Even so, I hope that my primary point is clear. As the Seattle Times front page healine the day after this posting said: “Many jobs are not coming back.” What they failed to mention was that, because they were fake jobs to begin with (such as Vampire Investor jobs), they shouldn’t come back.
But CEO packages, and “collateral damage” both lead to job losses beyond this class, and this is the kind of economic destruction that everyone is trying to avoid, and why I argued earlier for CEOs to be slower to fire than they have been.
March 9th, 2009 at 6:51 am
President Obama’s Implied Future For Derivatives
Derivatives have the potential to create a rent-seeking structure that is unparalleled in human history. No society can afford to allow that kind of financial system to operate. Either we figure out how to make it much more transparent – and amenable to outside review – or the re-regulation process currently in the hands of Senator Dodd and Congressman Frank needs to consider more radical alternatives.
http://baselinescenario.com/2009/03/09/president-obamas-implied-future-for-derivatives/
Simon Johnson, in final para excerpt above, puts more elegantly my point in comment 1. I’m guessing President Obama does subscribe to Baseline Scenario and Simon knows it:-)

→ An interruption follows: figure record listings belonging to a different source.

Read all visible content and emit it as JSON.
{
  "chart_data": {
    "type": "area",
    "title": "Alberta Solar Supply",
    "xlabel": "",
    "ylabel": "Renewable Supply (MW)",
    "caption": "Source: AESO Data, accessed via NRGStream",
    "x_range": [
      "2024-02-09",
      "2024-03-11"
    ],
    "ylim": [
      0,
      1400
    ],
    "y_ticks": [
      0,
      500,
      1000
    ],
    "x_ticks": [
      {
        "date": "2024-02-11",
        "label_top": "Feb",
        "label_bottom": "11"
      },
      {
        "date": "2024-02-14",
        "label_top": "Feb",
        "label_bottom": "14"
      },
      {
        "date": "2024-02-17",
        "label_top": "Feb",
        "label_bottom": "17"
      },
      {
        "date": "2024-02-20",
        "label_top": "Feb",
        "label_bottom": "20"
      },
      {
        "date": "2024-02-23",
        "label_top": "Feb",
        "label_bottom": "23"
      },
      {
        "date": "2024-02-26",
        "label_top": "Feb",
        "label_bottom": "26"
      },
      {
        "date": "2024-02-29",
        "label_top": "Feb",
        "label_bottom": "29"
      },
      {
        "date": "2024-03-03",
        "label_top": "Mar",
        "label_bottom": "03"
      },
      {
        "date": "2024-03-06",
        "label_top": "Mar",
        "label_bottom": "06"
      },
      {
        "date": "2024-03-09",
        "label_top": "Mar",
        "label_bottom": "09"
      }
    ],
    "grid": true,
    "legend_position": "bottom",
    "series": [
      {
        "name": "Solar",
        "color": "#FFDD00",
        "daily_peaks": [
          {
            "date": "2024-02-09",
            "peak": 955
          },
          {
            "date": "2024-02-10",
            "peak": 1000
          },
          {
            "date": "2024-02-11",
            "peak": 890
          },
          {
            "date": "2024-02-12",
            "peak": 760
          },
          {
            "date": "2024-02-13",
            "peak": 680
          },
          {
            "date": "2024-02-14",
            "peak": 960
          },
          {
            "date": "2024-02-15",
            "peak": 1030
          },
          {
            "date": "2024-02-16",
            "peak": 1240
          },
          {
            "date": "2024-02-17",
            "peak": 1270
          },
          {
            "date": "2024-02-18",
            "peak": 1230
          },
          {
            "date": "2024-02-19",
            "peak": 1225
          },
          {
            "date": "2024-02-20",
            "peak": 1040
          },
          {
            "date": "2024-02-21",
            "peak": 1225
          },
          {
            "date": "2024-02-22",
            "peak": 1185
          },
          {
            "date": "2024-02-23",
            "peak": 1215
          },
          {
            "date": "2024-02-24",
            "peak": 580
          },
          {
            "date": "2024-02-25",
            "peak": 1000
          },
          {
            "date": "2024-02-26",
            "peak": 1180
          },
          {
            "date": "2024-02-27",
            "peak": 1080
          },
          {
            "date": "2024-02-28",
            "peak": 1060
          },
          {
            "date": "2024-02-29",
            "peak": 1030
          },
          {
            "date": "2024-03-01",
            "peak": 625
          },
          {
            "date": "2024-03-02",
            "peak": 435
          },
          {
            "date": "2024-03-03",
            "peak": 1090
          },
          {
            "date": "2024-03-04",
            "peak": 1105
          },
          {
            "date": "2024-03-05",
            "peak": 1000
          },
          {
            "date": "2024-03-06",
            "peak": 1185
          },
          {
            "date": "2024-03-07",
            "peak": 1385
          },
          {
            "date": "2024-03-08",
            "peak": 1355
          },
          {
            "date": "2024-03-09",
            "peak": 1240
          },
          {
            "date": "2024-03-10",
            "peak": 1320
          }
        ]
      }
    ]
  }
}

March 16th, 2009 at 10:07 am
Doug Noland, in his hopeful voice, comments as below. His chilling final comment is “The worst case scenario unfolds when our creditors and the marketplace turn against these government obligations.” What is the ace-in-hole against such an nightmare?

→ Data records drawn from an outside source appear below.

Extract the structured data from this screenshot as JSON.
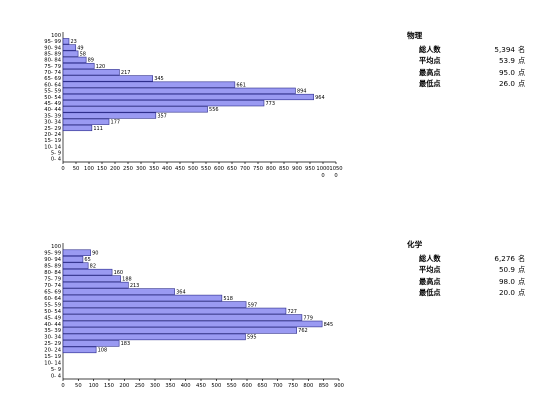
{
  "panels": [
    {
      "subject": "物理",
      "stats": [
        {
          "label": "総人数",
          "value": "5,394",
          "unit": "名"
        },
        {
          "label": "平均点",
          "value": "53.9",
          "unit": "点"
        },
        {
          "label": "最高点",
          "value": "95.0",
          "unit": "点"
        },
        {
          "label": "最低点",
          "value": "26.0",
          "unit": "点"
        }
      ]
    },
    {
      "subject": "化学",
      "stats": [
        {
          "label": "総人数",
          "value": "6,276",
          "unit": "名"
        },
        {
          "label": "平均点",
          "value": "50.9",
          "unit": "点"
        },
        {
          "label": "最高点",
          "value": "98.0",
          "unit": "点"
        },
        {
          "label": "最低点",
          "value": "20.0",
          "unit": "点"
        }
      ]
    }
  ],
  "chart_data": [
    {
      "type": "bar",
      "orientation": "horizontal",
      "categories": [
        "100",
        "95- 99",
        "90- 94",
        "85- 89",
        "80- 84",
        "75- 79",
        "70- 74",
        "65- 69",
        "60- 64",
        "55- 59",
        "50- 54",
        "45- 49",
        "40- 44",
        "35- 39",
        "30- 34",
        "25- 29",
        "20- 24",
        "15- 19",
        "10- 14",
        "5- 9",
        "0- 4"
      ],
      "values": [
        0,
        23,
        49,
        58,
        89,
        120,
        217,
        345,
        661,
        894,
        964,
        773,
        556,
        357,
        177,
        111,
        0,
        0,
        0,
        0,
        0
      ],
      "xlim": [
        0,
        1050
      ],
      "xticks": [
        "0",
        "50",
        "100",
        "150",
        "200",
        "250",
        "300",
        "350",
        "400",
        "450",
        "500",
        "550",
        "600",
        "650",
        "700",
        "750",
        "800",
        "850",
        "900",
        "950",
        "1000",
        "1050"
      ],
      "xticks_row2": {
        "1000": "0",
        "1050": "0"
      },
      "title": "",
      "xlabel": "",
      "ylabel": ""
    },
    {
      "type": "bar",
      "orientation": "horizontal",
      "categories": [
        "100",
        "95- 99",
        "90- 94",
        "85- 89",
        "80- 84",
        "75- 79",
        "70- 74",
        "65- 69",
        "60- 64",
        "55- 59",
        "50- 54",
        "45- 49",
        "40- 44",
        "35- 39",
        "30- 34",
        "25- 29",
        "20- 24",
        "15- 19",
        "10- 14",
        "5- 9",
        "0- 4"
      ],
      "values": [
        0,
        90,
        65,
        82,
        160,
        188,
        213,
        364,
        518,
        597,
        727,
        779,
        845,
        762,
        595,
        183,
        108,
        0,
        0,
        0,
        0
      ],
      "xlim": [
        0,
        900
      ],
      "xticks": [
        "0",
        "50",
        "100",
        "150",
        "200",
        "250",
        "300",
        "350",
        "400",
        "450",
        "500",
        "550",
        "600",
        "650",
        "700",
        "750",
        "800",
        "850",
        "900"
      ],
      "title": "",
      "xlabel": "",
      "ylabel": ""
    }
  ]
}
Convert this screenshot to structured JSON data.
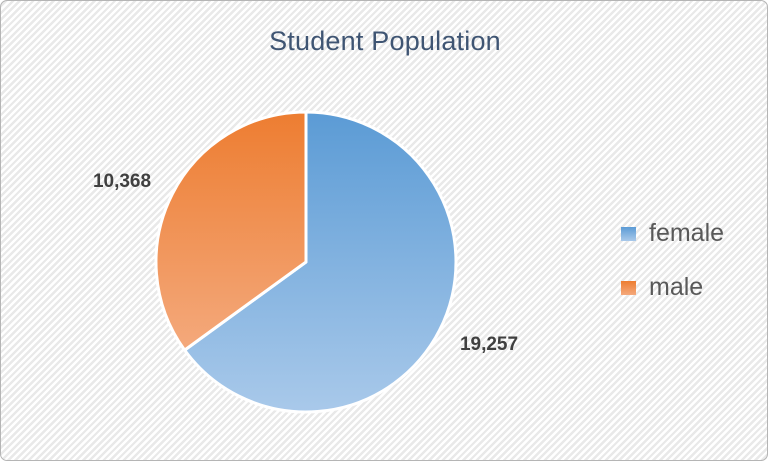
{
  "chart_data": {
    "type": "pie",
    "title": "Student Population",
    "categories": [
      "female",
      "male"
    ],
    "values": [
      19257,
      10368
    ],
    "data_labels": [
      "19,257",
      "10,368"
    ],
    "start_angle_deg": 0,
    "direction": "clockwise",
    "legend_position": "right",
    "slice_colors": [
      {
        "name": "female",
        "top": "#5b9bd5",
        "bottom": "#a9c9ea"
      },
      {
        "name": "male",
        "top": "#ed7d31",
        "bottom": "#f4a97c"
      }
    ],
    "title_color": "#3f5573",
    "data_label_color": "#404040",
    "legend_text_color": "#595959",
    "slice_separator_color": "#ffffff"
  }
}
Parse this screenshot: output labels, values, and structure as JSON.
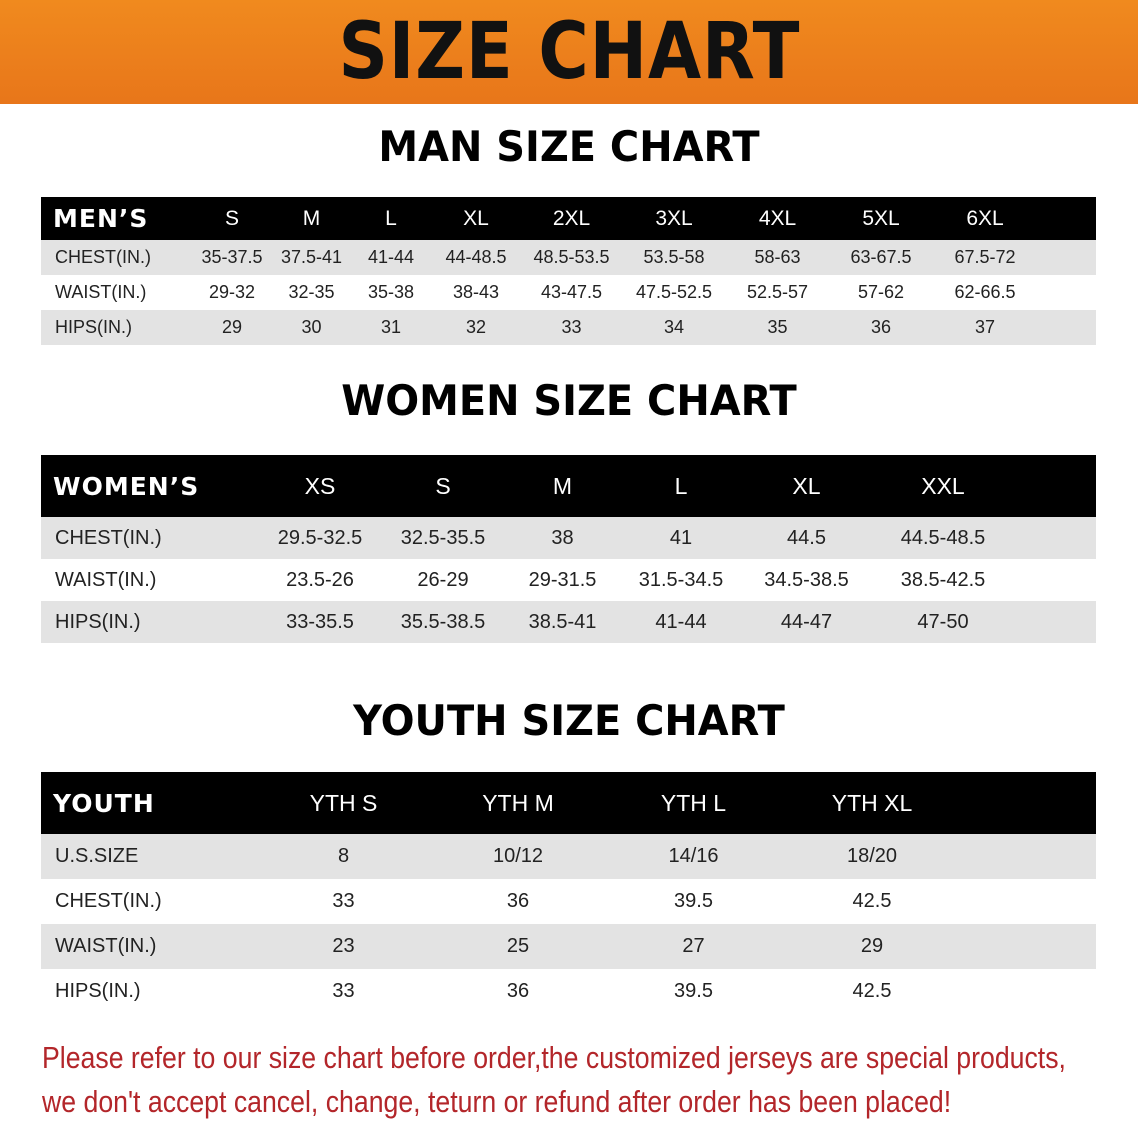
{
  "banner_title": "SIZE CHART",
  "men": {
    "title": "MAN SIZE CHART",
    "header": [
      "MEN’S",
      "S",
      "M",
      "L",
      "XL",
      "2XL",
      "3XL",
      "4XL",
      "5XL",
      "6XL"
    ],
    "rows": [
      [
        "CHEST(IN.)",
        "35-37.5",
        "37.5-41",
        "41-44",
        "44-48.5",
        "48.5-53.5",
        "53.5-58",
        "58-63",
        "63-67.5",
        "67.5-72"
      ],
      [
        "WAIST(IN.)",
        "29-32",
        "32-35",
        "35-38",
        "38-43",
        "43-47.5",
        "47.5-52.5",
        "52.5-57",
        "57-62",
        "62-66.5"
      ],
      [
        "HIPS(IN.)",
        "29",
        "30",
        "31",
        "32",
        "33",
        "34",
        "35",
        "36",
        "37"
      ]
    ]
  },
  "women": {
    "title": "WOMEN SIZE CHART",
    "header": [
      "WOMEN’S",
      "XS",
      "S",
      "M",
      "L",
      "XL",
      "XXL"
    ],
    "rows": [
      [
        "CHEST(IN.)",
        "29.5-32.5",
        "32.5-35.5",
        "38",
        "41",
        "44.5",
        "44.5-48.5"
      ],
      [
        "WAIST(IN.)",
        "23.5-26",
        "26-29",
        "29-31.5",
        "31.5-34.5",
        "34.5-38.5",
        "38.5-42.5"
      ],
      [
        "HIPS(IN.)",
        "33-35.5",
        "35.5-38.5",
        "38.5-41",
        "41-44",
        "44-47",
        "47-50"
      ]
    ]
  },
  "youth": {
    "title": "YOUTH SIZE CHART",
    "header": [
      "YOUTH",
      "YTH S",
      "YTH M",
      "YTH L",
      "YTH XL"
    ],
    "rows": [
      [
        "U.S.SIZE",
        "8",
        "10/12",
        "14/16",
        "18/20"
      ],
      [
        "CHEST(IN.)",
        "33",
        "36",
        "39.5",
        "42.5"
      ],
      [
        "WAIST(IN.)",
        "23",
        "25",
        "27",
        "29"
      ],
      [
        "HIPS(IN.)",
        "33",
        "36",
        "39.5",
        "42.5"
      ]
    ]
  },
  "notice": [
    "Please refer to our size chart before order,the customized jerseys are special products,",
    "we don't accept cancel, change, teturn or refund after order has been placed!"
  ],
  "colors": {
    "banner": "#ec7f1c",
    "notice": "#b3262a",
    "header_bg": "#000000",
    "row_gray": "#e3e3e3"
  }
}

http://prudentbear.com/index.php/commentary/creditbubblebulletin?art_id=10202
“I suppose I’ll for now reside in the camp that believes the system is perhaps not today as acutely unstable as many fear. The unfolding Government Finance Bubble is – until it isn’t – a major stabilizing force. Government finance by its nature will not exert sufficient stimulus to rejuvenate deflating asset markets, but it is nonetheless playing a major role in underpinning wages and incomes. Moreover, the massive inflation of government finance is thus far bolstering the markets’ perception of “moneyness” for tens of Trillions of Treasury, agency debt, MBS, municipal, corporate and household debt securities, along with another ten Trillion or so of bank deposits and money fund liabilities. This “bolstering” of “moneyness” is also likely central to the resilience of the dollar. But such extraordinary stabilization does not come without a heavy price. I am firmly in the camp that believes that Washington is now trapped in a massive inflation of government obligations – the latest round of historic Credit inflation captured clearly throughout the Q4 2008 “Flow of Funds” data. The worst case scenario unfolds when our creditors and the marketplace turn against these government obligations.”